Centre's change of mind welcome; needs action with good reform too

The resounding answer to the question for who law and administration of justice should be is that it is for is for the people. In practice, however, it often turns out to be in the interest of the state and the rulers.  Governments or the political parties that steer them are least bothered by any contradiction or double standards in this matter.  he day before, Prime Minister Narendra Modi had raised the issue of partial or complete withdrawal of the Armed Forces Special Powers Act (AFSPA) in the north-eastern states.  In our editorial the other day,  we pointed out its timely relevance.  Despite being suppressed by the army under the boots of AFSPA, the Northeast and Jammu and Kashmir are not getting under control,  but leaping out of the scope of national interests. It is in due recognition of this that earlier the Home Minister and now the Prime Minister himself are mooting the matter of revisiting AFSPA.  India has a legislature and a judiciary to make new laws, amend and reform them.  It is when the respective bodies of authority act in line with the sanctity of these mechanisms that a welfare-based governance in the country will become a reality. On the contrary, when vested political interests drive those in power, these systems will move as per their whims, regardless of their party or other differences. In such cases, it becomes necessary for governments, more than for the people,  to protect, amend and reform the law.

For example, the government itself, which is preparing to reconsider the draconian law AFSPA, is caught in two minds regarding amending the sedition law which has already been the subject of a great deal of controversy and criticism. The Centre on Saturday informed the Supreme Court that no amendment was required, since the apex court has once ratified it, even if it is outdated. But with the nation-wide difference of opinion and criticisms that have been raised against it, the Centre on Monday reversed its stance and said it was ready to reconsider the law. The Centre has also requested the apex court to put the proceedings on hold pending the completion of the review and follow-up it has initiated.  The sedition law is a piece of legislation brought in by the British government three quarters of a century ago to suppress the freedom struggle and to unjustly imprison freedom fighters; and the country is still maintaining the law with no change.  Bal Gangadhar Tilak was the first victim of the law written by the British into the Indian Penal Code in 1870.  After independence in 1948, during the constitution-drafting debate, architects of the nation were united that the very term 'sedition' should not find a place in the Constitution. And they added provisions for freedom of expression in the Constitution too. However, the provisions remained under Section 124A of the Indian Penal Code (IPC). In 1951, Jawaharlal Nehru introduced Article 19 (2) representing some restrictions on Article 19 (1) A which guaranteed freedom of expression. In 1974, Indira Gandhi tightened Section 124A giving police more powers to make arrests without a warrant.

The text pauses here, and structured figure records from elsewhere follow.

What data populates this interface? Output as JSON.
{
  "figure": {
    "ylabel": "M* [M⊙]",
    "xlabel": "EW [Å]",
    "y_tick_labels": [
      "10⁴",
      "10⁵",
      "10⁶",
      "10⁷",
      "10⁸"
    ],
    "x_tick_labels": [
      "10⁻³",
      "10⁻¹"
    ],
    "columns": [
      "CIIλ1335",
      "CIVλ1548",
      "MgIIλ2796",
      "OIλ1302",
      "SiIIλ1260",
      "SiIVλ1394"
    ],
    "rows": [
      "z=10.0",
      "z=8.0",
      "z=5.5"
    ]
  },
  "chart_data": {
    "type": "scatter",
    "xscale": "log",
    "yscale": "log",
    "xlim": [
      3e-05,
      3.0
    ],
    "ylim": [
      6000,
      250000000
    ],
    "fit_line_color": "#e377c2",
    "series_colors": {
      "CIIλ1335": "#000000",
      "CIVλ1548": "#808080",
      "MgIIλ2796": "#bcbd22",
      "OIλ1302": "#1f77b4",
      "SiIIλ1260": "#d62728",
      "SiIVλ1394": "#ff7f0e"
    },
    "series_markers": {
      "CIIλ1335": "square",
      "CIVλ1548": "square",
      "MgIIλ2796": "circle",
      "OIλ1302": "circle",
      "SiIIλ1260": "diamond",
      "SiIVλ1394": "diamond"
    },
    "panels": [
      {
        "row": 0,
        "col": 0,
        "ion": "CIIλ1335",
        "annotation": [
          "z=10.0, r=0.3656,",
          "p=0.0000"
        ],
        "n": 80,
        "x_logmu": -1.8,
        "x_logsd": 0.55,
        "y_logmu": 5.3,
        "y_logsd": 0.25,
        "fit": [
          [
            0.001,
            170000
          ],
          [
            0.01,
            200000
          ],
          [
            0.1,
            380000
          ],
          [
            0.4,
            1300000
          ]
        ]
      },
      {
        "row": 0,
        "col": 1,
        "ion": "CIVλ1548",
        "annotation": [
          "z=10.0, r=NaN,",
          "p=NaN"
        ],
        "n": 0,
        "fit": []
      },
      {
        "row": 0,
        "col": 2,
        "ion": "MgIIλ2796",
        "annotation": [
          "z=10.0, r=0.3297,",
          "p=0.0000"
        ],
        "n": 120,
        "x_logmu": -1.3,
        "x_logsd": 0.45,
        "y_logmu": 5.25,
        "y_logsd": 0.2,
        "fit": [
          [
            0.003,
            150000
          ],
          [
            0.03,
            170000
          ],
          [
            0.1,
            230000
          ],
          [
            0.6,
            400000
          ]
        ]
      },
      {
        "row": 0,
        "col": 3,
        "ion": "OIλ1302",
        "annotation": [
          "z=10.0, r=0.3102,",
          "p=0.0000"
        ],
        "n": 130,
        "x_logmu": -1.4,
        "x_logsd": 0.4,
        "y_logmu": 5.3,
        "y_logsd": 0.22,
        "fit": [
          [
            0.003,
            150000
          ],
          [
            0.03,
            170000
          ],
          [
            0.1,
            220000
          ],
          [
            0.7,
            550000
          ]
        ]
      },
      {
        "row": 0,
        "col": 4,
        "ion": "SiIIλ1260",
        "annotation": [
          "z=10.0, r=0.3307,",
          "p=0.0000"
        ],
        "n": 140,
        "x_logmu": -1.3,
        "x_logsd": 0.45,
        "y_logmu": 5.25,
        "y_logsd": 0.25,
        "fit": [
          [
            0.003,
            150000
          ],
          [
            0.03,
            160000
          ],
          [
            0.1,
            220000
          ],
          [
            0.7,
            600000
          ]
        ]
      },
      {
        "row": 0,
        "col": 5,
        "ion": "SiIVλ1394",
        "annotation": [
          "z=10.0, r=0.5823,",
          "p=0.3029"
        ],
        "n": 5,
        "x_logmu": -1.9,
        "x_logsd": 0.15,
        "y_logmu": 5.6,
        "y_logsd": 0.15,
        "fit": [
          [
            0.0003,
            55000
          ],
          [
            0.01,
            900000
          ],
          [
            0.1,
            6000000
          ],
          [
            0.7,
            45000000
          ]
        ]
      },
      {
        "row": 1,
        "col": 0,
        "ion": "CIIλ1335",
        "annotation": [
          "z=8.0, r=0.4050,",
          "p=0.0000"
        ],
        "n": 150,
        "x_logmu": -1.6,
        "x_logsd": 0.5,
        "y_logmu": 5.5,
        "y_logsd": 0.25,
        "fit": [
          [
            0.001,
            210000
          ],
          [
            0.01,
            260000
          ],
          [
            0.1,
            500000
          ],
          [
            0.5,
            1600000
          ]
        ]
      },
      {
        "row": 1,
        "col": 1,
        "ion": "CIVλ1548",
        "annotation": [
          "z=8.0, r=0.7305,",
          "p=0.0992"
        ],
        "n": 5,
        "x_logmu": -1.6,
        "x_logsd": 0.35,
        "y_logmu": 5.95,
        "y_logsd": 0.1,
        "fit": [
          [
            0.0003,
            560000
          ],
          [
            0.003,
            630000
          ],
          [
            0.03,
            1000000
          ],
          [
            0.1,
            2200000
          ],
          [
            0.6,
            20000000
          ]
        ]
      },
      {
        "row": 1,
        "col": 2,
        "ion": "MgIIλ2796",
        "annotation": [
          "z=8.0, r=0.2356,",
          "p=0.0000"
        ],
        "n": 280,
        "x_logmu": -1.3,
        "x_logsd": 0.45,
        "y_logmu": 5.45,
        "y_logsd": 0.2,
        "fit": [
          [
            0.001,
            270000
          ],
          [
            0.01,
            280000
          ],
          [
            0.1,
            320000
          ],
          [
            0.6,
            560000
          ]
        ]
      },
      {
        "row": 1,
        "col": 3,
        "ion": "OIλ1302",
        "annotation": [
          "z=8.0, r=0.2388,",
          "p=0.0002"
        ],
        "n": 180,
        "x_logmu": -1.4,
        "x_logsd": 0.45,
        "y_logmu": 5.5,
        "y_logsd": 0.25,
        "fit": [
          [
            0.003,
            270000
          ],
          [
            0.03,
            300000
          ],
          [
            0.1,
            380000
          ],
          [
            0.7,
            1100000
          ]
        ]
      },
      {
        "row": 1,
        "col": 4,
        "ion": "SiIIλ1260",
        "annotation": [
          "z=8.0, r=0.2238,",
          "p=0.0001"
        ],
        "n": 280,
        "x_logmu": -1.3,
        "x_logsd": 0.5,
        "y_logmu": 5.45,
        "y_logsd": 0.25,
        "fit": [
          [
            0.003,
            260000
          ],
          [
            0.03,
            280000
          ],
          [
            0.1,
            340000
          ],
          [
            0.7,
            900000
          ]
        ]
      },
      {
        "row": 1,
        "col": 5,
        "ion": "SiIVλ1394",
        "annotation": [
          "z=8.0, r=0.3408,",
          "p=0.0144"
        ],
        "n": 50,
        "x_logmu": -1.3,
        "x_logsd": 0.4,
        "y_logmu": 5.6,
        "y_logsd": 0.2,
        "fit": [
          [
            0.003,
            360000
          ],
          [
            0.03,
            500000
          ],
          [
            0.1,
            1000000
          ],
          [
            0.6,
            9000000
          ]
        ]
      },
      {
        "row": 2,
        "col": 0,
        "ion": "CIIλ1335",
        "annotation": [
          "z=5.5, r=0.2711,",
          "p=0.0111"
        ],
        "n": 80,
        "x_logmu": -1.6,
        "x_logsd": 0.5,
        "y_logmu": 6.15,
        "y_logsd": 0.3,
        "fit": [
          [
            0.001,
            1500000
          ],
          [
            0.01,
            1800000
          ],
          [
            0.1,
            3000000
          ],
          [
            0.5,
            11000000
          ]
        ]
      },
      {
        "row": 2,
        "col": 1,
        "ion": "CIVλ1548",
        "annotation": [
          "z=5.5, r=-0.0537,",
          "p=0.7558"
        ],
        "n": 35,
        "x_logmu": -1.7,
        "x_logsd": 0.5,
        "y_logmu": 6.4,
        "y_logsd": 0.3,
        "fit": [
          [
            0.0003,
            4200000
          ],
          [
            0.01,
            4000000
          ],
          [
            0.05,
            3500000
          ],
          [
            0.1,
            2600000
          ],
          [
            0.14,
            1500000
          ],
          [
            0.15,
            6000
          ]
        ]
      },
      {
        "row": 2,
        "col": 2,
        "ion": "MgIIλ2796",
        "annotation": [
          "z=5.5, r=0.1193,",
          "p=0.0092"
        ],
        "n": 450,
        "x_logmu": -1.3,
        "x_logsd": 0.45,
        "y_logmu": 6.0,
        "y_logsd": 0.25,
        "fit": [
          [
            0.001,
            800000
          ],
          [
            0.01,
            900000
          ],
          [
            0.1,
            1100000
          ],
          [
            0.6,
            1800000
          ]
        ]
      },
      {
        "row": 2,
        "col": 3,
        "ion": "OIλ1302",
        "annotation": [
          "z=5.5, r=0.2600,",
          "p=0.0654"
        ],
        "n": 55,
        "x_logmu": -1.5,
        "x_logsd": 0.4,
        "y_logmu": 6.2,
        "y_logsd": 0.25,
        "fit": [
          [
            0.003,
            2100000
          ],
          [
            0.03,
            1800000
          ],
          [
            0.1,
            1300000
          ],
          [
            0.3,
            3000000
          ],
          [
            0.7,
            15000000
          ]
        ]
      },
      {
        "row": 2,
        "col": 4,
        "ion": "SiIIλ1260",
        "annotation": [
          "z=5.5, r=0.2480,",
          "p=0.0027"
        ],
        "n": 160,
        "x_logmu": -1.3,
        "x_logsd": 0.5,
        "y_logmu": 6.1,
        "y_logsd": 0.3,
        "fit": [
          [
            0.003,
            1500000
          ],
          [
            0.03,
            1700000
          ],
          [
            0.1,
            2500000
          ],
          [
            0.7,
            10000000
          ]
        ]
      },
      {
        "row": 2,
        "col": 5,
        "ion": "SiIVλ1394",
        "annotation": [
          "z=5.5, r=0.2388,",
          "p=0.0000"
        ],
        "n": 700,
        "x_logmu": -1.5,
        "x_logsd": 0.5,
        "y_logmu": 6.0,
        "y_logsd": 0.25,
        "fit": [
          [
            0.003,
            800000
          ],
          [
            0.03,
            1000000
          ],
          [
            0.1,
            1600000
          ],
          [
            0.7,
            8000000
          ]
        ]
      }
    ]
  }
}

Thus, even though Britain, which brought in the law to frame Indians, has trashed the crime of 'treason' in their country, India is still carrying the old colonial baggage. This has often been pointed out by different courts in various cases and they asked the government to consider repealing this anti-colonial law. In 1951, in the case of Tara Singh Gopi Chand, the Punjab High Court ruled that section 124A of IPC was unconstitutional. Ever since independence, the question has been constantly raised in the country why there should be any delay in abolishing this mockery of freedom of expression and the basic features of democracy - when there are other provisions in the Penal Code to deal with treason.  It is a similar question that the Supreme Court raised when it took up four petitions that had been pending for more than a year.  The Central Government responded to the court blindly justifying the law. The Centre argued that the Supreme Court had termed Section 124A good law in the 1962 case against Kedar Nath Singh of Bihar.  In the process, the Centre was not concerned about other court rulings, which called for a review of the law and pointed out its  shortcomings.  But now the Centre has changed tack from that position - a policy shift that should be welcomed. We have to wait and see the government's follow-up moves.

The governments of independent India are still used to seeing any move against the ruling establishment through the monarchical lens of the British era. The media recently uncovered the brittleness of 14 cases charged in various states last year alone.  There is no difference between the ruling BJP and the Congress in this matter. The apex court, therefore, sought views regarding referring the matter to a larger bench for review. The latest change of mind of the government proves that such an initiative by the Supreme Court of the country was not in vain, given constant criticism from citizens and civil rights activists and given the fact that innocents are regularly being rounded up and subjected to vengeful acts of the state bringing disrepute to the country. It remains to be seen whether the Centre's  willingness to review and reform the law will be  in conformity with to the Constitution and democratic order.